Le problème de la nouvelle chanson française, même maquillée, reste encore son amour du second degré et des dérisions faciles. Fleurent-Didier, pas plus que ses congénères versaillais nés en 1974, n'échappe à la règle du pastiche. Les flambeaux perdus (Proust, Gainsbourg), le futur en CDD et l'incapacité d'une ambition ; après tout, si la banquise fond, autant s'astiquer sur une photo de Marlène, couleur sépia. Entre crise pétrolière et dépression molle, La reproduction brosse « un tableau saisissant où Sheller, écran plasma et amours déchus s'entrecroisent pour le plus grand plaisir du mélomane ». Ne riez donc pas, ce sera écrit ainsi dès janvier 2010, dans les journaux où vous restez abonnés. « Parce qu'aller chez le kiosquier, en hiver, bon, il fait froid quand même ».

Les nouveaux auteurs français sont une espèce consanguine, plus parisiens que leurs pairs, jamais à court d'une référence (Mémé 68) pour épater les normaux.
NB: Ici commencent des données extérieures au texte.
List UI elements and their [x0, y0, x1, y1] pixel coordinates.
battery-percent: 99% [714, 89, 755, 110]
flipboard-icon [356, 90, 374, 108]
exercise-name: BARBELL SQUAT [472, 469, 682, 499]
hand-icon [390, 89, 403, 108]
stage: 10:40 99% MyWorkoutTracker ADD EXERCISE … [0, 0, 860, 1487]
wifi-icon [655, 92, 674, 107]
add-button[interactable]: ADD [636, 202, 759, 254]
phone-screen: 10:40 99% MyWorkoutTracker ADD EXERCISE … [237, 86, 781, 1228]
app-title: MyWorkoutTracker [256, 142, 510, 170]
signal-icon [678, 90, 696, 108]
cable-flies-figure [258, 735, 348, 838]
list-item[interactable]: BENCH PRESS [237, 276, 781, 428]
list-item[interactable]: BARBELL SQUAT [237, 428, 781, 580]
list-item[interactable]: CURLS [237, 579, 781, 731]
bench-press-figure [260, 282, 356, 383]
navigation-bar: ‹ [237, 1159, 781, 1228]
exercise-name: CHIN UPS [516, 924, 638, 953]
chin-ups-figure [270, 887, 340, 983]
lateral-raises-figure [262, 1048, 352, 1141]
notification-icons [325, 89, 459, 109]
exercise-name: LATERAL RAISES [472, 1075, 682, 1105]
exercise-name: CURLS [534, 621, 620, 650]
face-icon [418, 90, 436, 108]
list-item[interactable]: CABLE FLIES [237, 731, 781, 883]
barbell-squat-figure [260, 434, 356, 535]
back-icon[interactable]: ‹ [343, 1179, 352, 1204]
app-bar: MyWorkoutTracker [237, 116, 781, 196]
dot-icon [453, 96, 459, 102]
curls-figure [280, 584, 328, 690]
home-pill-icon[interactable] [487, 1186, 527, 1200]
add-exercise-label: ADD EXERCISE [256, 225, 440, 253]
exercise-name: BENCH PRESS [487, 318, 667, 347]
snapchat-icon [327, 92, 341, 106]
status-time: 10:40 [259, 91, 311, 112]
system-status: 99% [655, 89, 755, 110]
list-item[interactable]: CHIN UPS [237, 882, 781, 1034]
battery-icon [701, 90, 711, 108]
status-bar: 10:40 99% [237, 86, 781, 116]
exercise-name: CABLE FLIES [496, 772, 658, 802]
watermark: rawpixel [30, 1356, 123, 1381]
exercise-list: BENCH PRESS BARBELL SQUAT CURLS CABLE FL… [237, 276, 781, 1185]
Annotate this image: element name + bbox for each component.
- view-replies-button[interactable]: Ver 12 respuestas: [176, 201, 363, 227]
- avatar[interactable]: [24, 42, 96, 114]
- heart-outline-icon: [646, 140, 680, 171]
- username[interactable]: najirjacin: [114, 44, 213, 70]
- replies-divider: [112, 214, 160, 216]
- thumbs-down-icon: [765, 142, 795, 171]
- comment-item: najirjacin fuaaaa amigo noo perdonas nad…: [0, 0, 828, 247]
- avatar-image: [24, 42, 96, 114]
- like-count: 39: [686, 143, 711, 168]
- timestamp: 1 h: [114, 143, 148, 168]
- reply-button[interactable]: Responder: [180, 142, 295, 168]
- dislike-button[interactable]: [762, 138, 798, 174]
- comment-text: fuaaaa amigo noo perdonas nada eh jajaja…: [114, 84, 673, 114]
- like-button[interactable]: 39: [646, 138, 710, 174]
Le dimanche, ça flâne sur les trottoirs de la place Clichy avec la nonchalance d'un avion-cargo balançant 10 tonnes de Télérama sur le français moyen qui proteste le mardi des jours de grève, ça geint dans le micro pour ne pas avoir à chanter avec le ventre, ça regarde des films d'Europe de l'Est sous-titré puis ça rentre chez soi à pied, à l'automne, parce que les feuilles tombent et qu'on préfère lever la tête pour les voir tomber. C'est le réalisme français appliqué à la chanson d'hexagone, bande-son des trentenaires atteint par le mal des bourgeois, j'ai pas vraiment mal mais je me sens pas très bien, suffisamment de références pour séduire, mais pas assez pour convaincre.
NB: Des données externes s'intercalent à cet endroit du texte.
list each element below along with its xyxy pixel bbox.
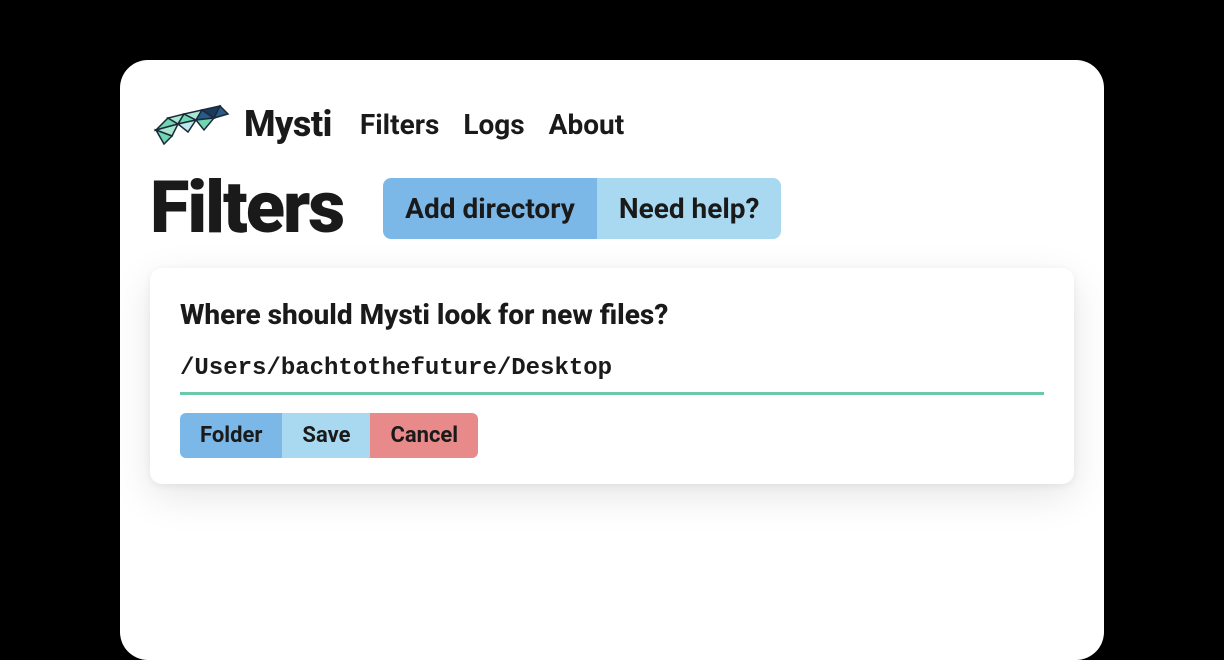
need-help-button[interactable]: Need help? — [597, 178, 782, 239]
brand-name: Mysti — [244, 103, 332, 145]
directory-path-input[interactable] — [180, 353, 1044, 395]
nav-logs[interactable]: Logs — [463, 108, 524, 141]
nav-filters[interactable]: Filters — [360, 108, 439, 141]
cancel-button[interactable]: Cancel — [370, 413, 478, 458]
folder-button[interactable]: Folder — [180, 413, 282, 458]
form-actions: Folder Save Cancel — [180, 413, 1044, 458]
directory-form-card: Where should Mysti look for new files? F… — [150, 268, 1074, 484]
main-nav: Filters Logs About — [360, 108, 624, 141]
title-row: Filters Add directory Need help? — [120, 148, 1104, 268]
whale-logo-icon — [150, 100, 238, 148]
form-question: Where should Mysti look for new files? — [180, 298, 1044, 331]
header: Mysti Filters Logs About — [120, 100, 1104, 148]
nav-about[interactable]: About — [549, 108, 625, 141]
app-card: Mysti Filters Logs About Filters Add dir… — [120, 60, 1104, 660]
page-title: Filters — [150, 172, 343, 244]
page-actions: Add directory Need help? — [383, 178, 781, 239]
logo[interactable]: Mysti — [150, 100, 332, 148]
save-button[interactable]: Save — [282, 413, 370, 458]
add-directory-button[interactable]: Add directory — [383, 178, 597, 239]
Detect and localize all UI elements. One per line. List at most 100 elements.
Sur La reproduction, le nouveau disque de Fleurent-Didier, tout brille en demi-teinte. L'image d'Epinal des gens normaux, flatteur à outrance, un auditeur ébahi qui entend les comptines d'un garçon cultivé (« diplomé d'une sous-centrale »), le cliché des parisiens nouveaux découvrant la rue de Lévis et les MILF qui sous-pèsent leurs poireaux comme d'autres une paire de couilles. Un peu de Dashiell Hedayat sur Imbécile, une production très Phoenix sur Reproductions, du  Delerm comme s'il en pleuvait tous les jours de l'année et du Tellier pour les jours de sécheresse. Sur Risotto aux courgettes, crépuscule du disque mais néanmoins zénith de l'absurde, l'indifférence cède la place à la colère. Le français middle-class, est-ce vraiment cela ? Sommes-nous devenus les enfants de Michel Colombier, Air et Benabar, tous unis dans un mutisme d'avant-garde, le regard fixé sur une ligne de basse enregistrée au studio de Bernard Estardy ? Oui, nous sommes tous devenus moyens, tournés vers la tentation d'une élite qui nous ressemblerait. En musique, cela s'appelle « une imposture », en journalisme subventionné, « un chef d'œuvre ».
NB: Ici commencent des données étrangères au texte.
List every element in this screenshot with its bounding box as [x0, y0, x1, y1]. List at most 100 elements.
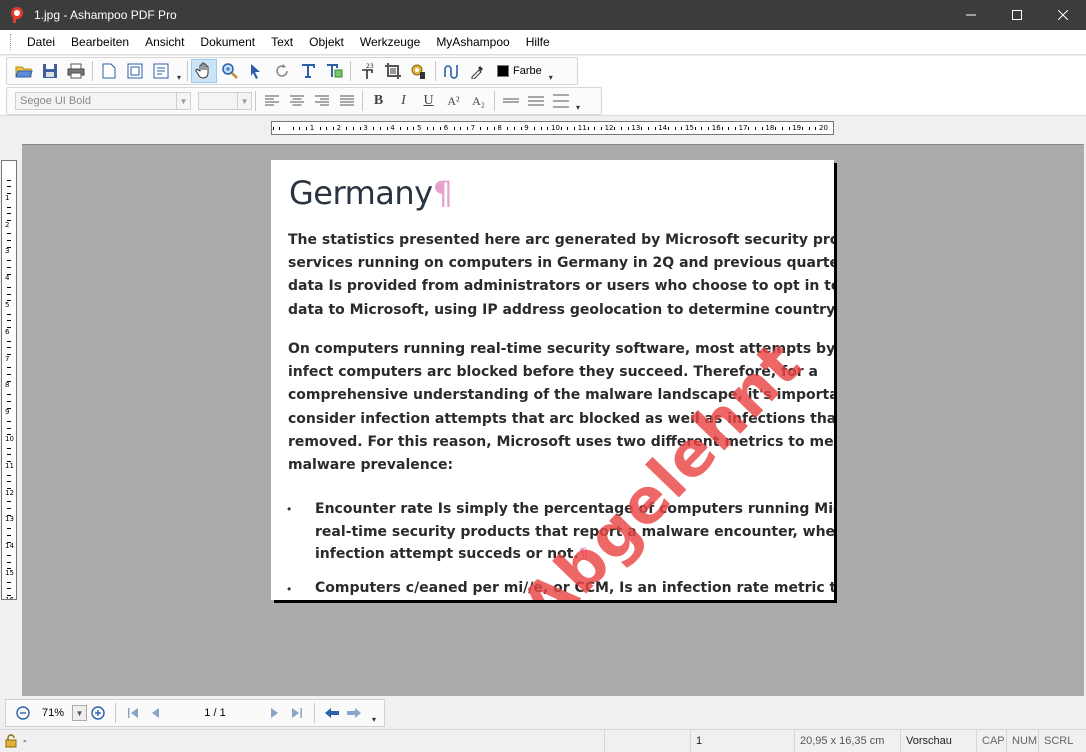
zoom-tool-icon[interactable]	[217, 59, 243, 83]
ruler-tick	[7, 528, 11, 530]
bullet-ccm[interactable]: Computers c/eaned per mi//e, or CCM, Is …	[315, 577, 834, 600]
text-line: malware prevalence:	[288, 457, 454, 474]
align-center-icon[interactable]	[284, 89, 309, 113]
chevron-down-icon[interactable]: ▾	[369, 715, 379, 724]
menu-dokument[interactable]: Dokument	[192, 35, 263, 49]
open-folder-icon[interactable]	[11, 59, 37, 83]
ruler-tick	[674, 127, 676, 130]
ruler-label: 16	[711, 124, 721, 132]
select-arrow-icon[interactable]	[243, 59, 269, 83]
bullet-encounter-rate[interactable]: Encounter rate Is simply the percentage …	[315, 498, 834, 566]
page-number-value: 1	[696, 735, 703, 747]
vertical-ruler: 1 2 3 4 5 6 7 8 9 10 11 12 13 14 15 16	[1, 160, 17, 600]
menu-objekt[interactable]: Objekt	[301, 35, 352, 49]
menu-werkzeuge[interactable]: Werkzeuge	[352, 35, 428, 49]
paragraph-intro[interactable]: The statistics presented here arc genera…	[288, 229, 834, 322]
ruler-tick	[7, 293, 11, 295]
ruler-tick	[7, 374, 11, 375]
ruler-tick	[574, 127, 576, 130]
font-size-select[interactable]: ▼	[198, 92, 252, 110]
color-picker-icon[interactable]	[465, 59, 491, 83]
pilcrow-mark: ¶	[578, 546, 588, 563]
stamp-tool-icon[interactable]	[406, 59, 432, 83]
bold-button[interactable]: B	[366, 89, 391, 113]
page-layout-icon[interactable]	[122, 59, 148, 83]
zoom-out-icon[interactable]	[12, 702, 34, 724]
text-tool-icon[interactable]	[295, 59, 321, 83]
zoom-dropdown-icon[interactable]: ▼	[72, 705, 87, 721]
previous-page-icon[interactable]	[144, 702, 166, 724]
page-options-icon[interactable]	[148, 59, 174, 83]
chevron-down-icon[interactable]: ▾	[546, 73, 556, 82]
chevron-down-icon[interactable]: ▾	[573, 103, 583, 112]
ruler-tick	[426, 127, 428, 130]
font-name-select[interactable]: Segoe UI Bold ▼	[15, 92, 191, 110]
paragraph-metrics[interactable]: On computers running real-time security …	[288, 338, 834, 477]
menu-text[interactable]: Text	[263, 35, 301, 49]
line-spacing-single-icon[interactable]	[498, 89, 523, 113]
zoom-level[interactable]: 71%	[34, 707, 72, 719]
ruler-tick	[7, 581, 11, 583]
hand-tool-icon[interactable]	[191, 59, 217, 83]
ruler-label: 3	[5, 247, 10, 256]
view-mode: Vorschau	[906, 735, 952, 747]
crop-icon[interactable]	[380, 59, 406, 83]
align-right-icon[interactable]	[309, 89, 334, 113]
ruler-label: 4	[5, 274, 10, 283]
ruler-tick	[7, 474, 11, 476]
menu-datei[interactable]: Datei	[19, 35, 63, 49]
italic-button[interactable]: I	[391, 89, 416, 113]
toolbar-separator	[314, 703, 315, 723]
scroll-lock-indicator: SCRL	[1044, 735, 1074, 747]
ruler-tick	[594, 127, 596, 130]
text-box-icon[interactable]	[321, 59, 347, 83]
ruler-tick	[466, 127, 468, 130]
ruler-tick	[540, 127, 542, 130]
save-icon[interactable]	[37, 59, 63, 83]
print-icon[interactable]	[63, 59, 89, 83]
document-page[interactable]: Germany¶ The statistics presented here a…	[271, 160, 834, 600]
next-page-icon[interactable]	[264, 702, 286, 724]
caps-lock-indicator: CAP	[982, 735, 1005, 747]
color-swatch[interactable]	[496, 64, 510, 78]
status-mode: Vorschau	[900, 730, 976, 752]
page-title[interactable]: Germany¶	[289, 174, 453, 212]
line-spacing-double-icon[interactable]	[548, 89, 573, 113]
chevron-down-icon[interactable]: ▼	[176, 93, 190, 109]
align-justify-icon[interactable]	[334, 89, 359, 113]
last-page-icon[interactable]	[286, 702, 308, 724]
menu-ansicht[interactable]: Ansicht	[137, 35, 192, 49]
line-spacing-medium-icon[interactable]	[523, 89, 548, 113]
numbering-icon[interactable]: 23	[354, 59, 380, 83]
superscript-button[interactable]: A²	[441, 89, 466, 113]
maximize-button[interactable]	[994, 0, 1040, 30]
text-line: services running on computers in Germany…	[288, 255, 834, 272]
forward-icon[interactable]	[343, 702, 365, 724]
rotate-icon[interactable]	[269, 59, 295, 83]
color-label[interactable]: Farbe	[513, 65, 542, 77]
ruler-label: 12	[5, 488, 14, 497]
status-dimensions: 20,95 x 16,35 cm	[794, 730, 900, 752]
ruler-tick	[694, 127, 696, 130]
ruler-tick	[507, 127, 509, 130]
ruler-label: 1	[309, 124, 315, 132]
ruler-tick	[728, 127, 730, 130]
text-line: comprehensive understanding of the malwa…	[288, 387, 834, 404]
new-page-icon[interactable]	[96, 59, 122, 83]
subscript-button[interactable]: A₂	[466, 89, 491, 113]
page-indicator[interactable]: 1 / 1	[166, 707, 264, 719]
align-left-icon[interactable]	[259, 89, 284, 113]
menu-hilfe[interactable]: Hilfe	[518, 35, 558, 49]
minimize-button[interactable]	[948, 0, 994, 30]
zoom-in-icon[interactable]	[87, 702, 109, 724]
underline-button[interactable]: U	[416, 89, 441, 113]
menu-bearbeiten[interactable]: Bearbeiten	[63, 35, 137, 49]
ruler-label: 3	[363, 124, 368, 132]
first-page-icon[interactable]	[122, 702, 144, 724]
chevron-down-icon[interactable]: ▼	[237, 93, 251, 109]
chevron-down-icon[interactable]: ▾	[174, 73, 184, 82]
freehand-line-icon[interactable]	[439, 59, 465, 83]
menu-myashampoo[interactable]: MyAshampoo	[428, 35, 517, 49]
back-icon[interactable]	[321, 702, 343, 724]
close-button[interactable]	[1040, 0, 1086, 30]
Fin de l'album. En attendant la chimiothérapie, les ticket-restos et un aller-retour Paris/Dourdan, on réécoute Arnaud Fleurent-Didier, enfant du hasard et fils de la culture française à Papa. Dix ans après le bonheur décrépi de Michel Houellebecq et son Présence Humaine indépassable, de nouveaux escrocs inventent un nouveau mode d'expression : le clowning, enfant des mimes et du burlesque, pour ceux qui refusent de voir en fermant les yeux.

Et Fleurent-Didier dans tout ca ? Beau et violent, comme un dimanche à Chatenay-Malabry au volant d'un coupé Sport.